The drug targets a genetic mutation found in 3 to 4 percent of non-small cell lung cancer patients, typically non-smokers. The mutation, called anaplastic lymphoma kinase or ALK, triggers cancer cells to grow. Crizotinib, developed by the drug company Pfizer, inhibits the mutation and essentially shuts down new cancer cell growth.

Lung cancer

Lung cancer

“When you turn it off they actually stop growing and many of these cells die,” Shaw said.

Crizotinib is not a cure. On average, the treatment provides patients another six to 12 months of good quality life, although some patients are still alive two years after first responding well to the drug. 57 percent of patients in the study experienced a significant reduction in the size of their tumors. The tumors shrank less in an additional 33 percent of patients who still saw their disease stabilize.

But a team of doctors led by Young Lim Choi of the University of Tokyo reported on a patient who developed two independent mutations that made the tumor resistant to crizotinib.


The appearance of resistance is not surprising, Dr. Hiroyuki Mano of the University of Tokyo said in a telephone interview. Other so-called ALK inhibitors have the same problem to some degree.

“The news is both good and bad,” said Mano. “It’s bad in that there may be some refractory population. But it’s good that we know the resistant mutations, so the next generation of ALK inhibitors will use that information to make a less refractory drug in the very near future.”

Pfizer said it planned to start submitting data for approval of the drug to the U.S. Food and Drug Administration early next year.

The experimental drug works against cells that have turned cancerous when two genes fuse to form a new gene called EML4-ALK. Although only about 3 percent to 5 percent of people with non-small-cell lung cancer fall into this category, that translates into nearly 10,000 cancer patients in the United States.

Lung cancer

Lung cancer

Nearly all the volunteers in that study had already undergone one round of treatment with cancer drugs.
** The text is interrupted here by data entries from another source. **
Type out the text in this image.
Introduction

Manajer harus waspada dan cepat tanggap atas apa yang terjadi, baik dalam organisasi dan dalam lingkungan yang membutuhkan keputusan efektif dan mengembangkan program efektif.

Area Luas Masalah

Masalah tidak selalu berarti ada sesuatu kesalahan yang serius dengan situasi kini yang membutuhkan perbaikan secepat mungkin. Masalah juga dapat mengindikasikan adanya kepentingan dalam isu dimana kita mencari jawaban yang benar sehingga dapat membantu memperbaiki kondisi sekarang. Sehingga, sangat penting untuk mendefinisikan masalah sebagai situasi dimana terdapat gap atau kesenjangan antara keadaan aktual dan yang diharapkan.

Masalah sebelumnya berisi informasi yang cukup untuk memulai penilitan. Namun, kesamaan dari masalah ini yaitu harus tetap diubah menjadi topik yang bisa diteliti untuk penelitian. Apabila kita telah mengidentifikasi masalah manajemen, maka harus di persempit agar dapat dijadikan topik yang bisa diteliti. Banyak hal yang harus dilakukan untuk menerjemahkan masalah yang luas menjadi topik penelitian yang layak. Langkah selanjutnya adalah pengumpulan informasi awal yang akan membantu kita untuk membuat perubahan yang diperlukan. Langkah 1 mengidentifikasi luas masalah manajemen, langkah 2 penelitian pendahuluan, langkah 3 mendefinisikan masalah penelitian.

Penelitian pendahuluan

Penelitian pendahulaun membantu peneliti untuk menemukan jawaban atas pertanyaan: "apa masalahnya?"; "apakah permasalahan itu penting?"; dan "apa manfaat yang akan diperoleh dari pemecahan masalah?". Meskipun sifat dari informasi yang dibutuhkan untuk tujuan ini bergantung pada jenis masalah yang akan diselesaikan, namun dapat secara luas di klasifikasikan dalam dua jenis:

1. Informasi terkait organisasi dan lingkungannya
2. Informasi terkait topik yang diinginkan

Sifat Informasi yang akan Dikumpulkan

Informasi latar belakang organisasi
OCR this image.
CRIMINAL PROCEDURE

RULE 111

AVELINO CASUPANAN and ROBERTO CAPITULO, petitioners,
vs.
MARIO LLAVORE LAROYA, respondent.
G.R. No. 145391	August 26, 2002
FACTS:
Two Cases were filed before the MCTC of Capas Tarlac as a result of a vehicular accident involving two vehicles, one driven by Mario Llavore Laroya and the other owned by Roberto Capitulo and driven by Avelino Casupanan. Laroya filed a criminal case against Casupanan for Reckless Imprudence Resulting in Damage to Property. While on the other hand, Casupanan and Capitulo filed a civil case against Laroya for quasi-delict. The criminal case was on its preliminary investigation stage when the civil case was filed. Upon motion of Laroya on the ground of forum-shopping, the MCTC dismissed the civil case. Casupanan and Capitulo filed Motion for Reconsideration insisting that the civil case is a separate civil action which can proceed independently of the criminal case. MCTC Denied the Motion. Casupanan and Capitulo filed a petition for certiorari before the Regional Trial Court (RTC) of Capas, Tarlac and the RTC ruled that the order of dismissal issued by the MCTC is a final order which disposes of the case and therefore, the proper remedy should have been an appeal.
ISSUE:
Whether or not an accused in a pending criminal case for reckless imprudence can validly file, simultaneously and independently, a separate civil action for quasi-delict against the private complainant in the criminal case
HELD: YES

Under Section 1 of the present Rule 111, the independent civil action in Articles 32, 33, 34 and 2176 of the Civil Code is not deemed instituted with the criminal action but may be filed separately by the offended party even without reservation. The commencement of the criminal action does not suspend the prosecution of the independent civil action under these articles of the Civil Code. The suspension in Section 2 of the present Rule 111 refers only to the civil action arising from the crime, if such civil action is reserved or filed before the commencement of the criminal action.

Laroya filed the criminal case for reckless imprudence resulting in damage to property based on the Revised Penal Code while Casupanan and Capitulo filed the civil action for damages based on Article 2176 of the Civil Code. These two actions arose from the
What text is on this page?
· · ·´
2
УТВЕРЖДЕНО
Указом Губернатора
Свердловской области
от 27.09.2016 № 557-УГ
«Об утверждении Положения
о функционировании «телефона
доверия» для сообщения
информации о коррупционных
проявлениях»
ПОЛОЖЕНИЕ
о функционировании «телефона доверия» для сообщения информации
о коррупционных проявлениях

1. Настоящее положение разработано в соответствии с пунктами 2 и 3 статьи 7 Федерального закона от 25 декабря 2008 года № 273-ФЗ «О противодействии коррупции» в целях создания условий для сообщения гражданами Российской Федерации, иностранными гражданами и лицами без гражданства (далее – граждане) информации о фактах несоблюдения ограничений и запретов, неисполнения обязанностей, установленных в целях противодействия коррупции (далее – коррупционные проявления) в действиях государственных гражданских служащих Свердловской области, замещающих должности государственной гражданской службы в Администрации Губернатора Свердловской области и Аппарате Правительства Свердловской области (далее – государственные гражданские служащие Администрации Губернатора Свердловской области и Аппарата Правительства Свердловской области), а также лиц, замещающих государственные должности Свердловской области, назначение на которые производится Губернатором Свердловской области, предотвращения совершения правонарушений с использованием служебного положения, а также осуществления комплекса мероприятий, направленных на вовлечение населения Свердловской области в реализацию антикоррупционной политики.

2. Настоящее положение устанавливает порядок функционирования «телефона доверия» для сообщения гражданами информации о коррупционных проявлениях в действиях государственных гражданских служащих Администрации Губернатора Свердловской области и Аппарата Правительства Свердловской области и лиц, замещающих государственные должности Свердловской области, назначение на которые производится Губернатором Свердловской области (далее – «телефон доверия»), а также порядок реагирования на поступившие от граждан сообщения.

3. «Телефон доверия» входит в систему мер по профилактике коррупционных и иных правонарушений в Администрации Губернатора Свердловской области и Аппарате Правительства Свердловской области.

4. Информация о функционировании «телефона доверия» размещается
Second-round chemotherapy typically only works in about 10 percent of such cases, Bengt Hallberg and Ruth Palmer of Umea University in Sweden said in a Journal commentary.

Side-effects such as nausea and diarrhea were reported to be mild to moderate and seen in 40 percent of patients.

The medical journal also reported that the drug, sometimes designated PF-02341066, helped a 44-year-old man with a rare inflammatory myofibroblastic tumor that had the ALK mutation.

A younger patient without the mutation did not benefit from the treatment, according to a team led by Dr. James Butrynski of the Dana-Farber Cancer Institute in Boston.

Cancer cells

Cancer cells

Existing cancer pills like AstraZeneca’s Iressa and Roche’s Tarceva are already known to be effective against cancer in patients with a mutation activating the epidermal growth factor receptor (EGFR).

Lung cancer is the most common cancer killer, with 1.61 million cases worldwide, according to the International Agency for Research on Cancer and it kills 1.2 million of them.